Social imaginations about Europe put into practice: migration, knowledge and interactions in Euro-African borderlands between Rabat and Murcia  
Kristine Wolf (Humboldt-University of Berlin)

Paper short abstract:

Mass media mediated imagination works as transformative power of social and cultural reality. This paper analises how actors' migration-related knowledge practices and social imaginations collaboratively negotiate, shape and challenge the dominant European border regime in Euro-African borderlands.

Paper long abstract:

In today's globalised world the workings of imagination are a central source for the formation of social and cultural practices (Appadurai). They fuel migrant mobility. Mediated by mass media and new technologies providing an immense reservoir of new discourses and images about other possible lives, "social imagination" operates as socially-speculative knowledge and transformative force affecting people's daily lives .

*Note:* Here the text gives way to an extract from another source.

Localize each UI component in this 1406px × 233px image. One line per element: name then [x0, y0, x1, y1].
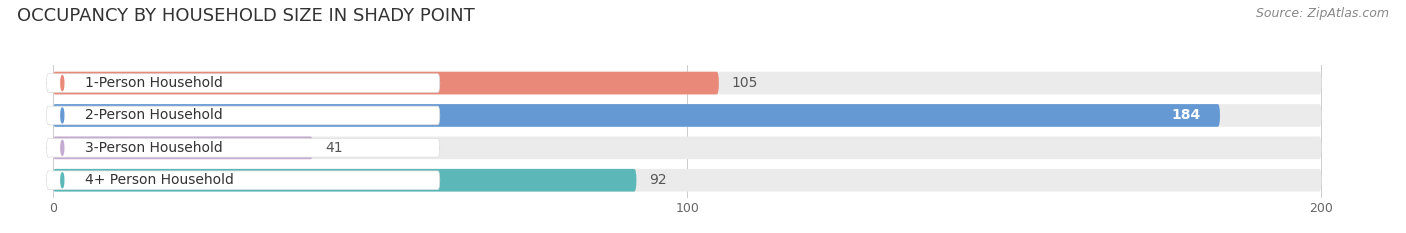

To this effect, the Euro-African space between Moroccan Rabat and Spanish Murcia constitutes not only a contested postcolonial, lethal borderland and zone of changed and renewed migrant movements shaped by a shared history of "entangled modernities" (Conrad/Randeria), but involves furthermore a landscape of (virtual) communications, imaginaries and knowledge-practices.

Adopting a post-/decolonial perspective in critical migration studies this paper is concerned with the current regime of border, relations of power and knowledge established by the hegemonic EU policy of migration management; a constellation that is constantly challenged, altered and co-created by migrant movements. Pointing to selected social contexts in "cosmopolitised" (Beck/ Sznaider) Rabat and Murcia I firstly map the assemblage of local actors participating in transversal knowledge production - migrants' associations and civil society, NGOs, intergovernmental organisations and EU-agencies. It comprehends the negotiation of dominant and minorised discourses just as knowledge-practices and co- or counter-imaginations about migration projects to Europe. Secondly, I analyse how these social imaginations are practised (Römhild) and inform improvised arrangements and solidary alliances between putative settled nationals and migrants in social and political struggles, like the first Moroccan migrants trade union section ODT-I or the Spanish anti-eviction platform PAH.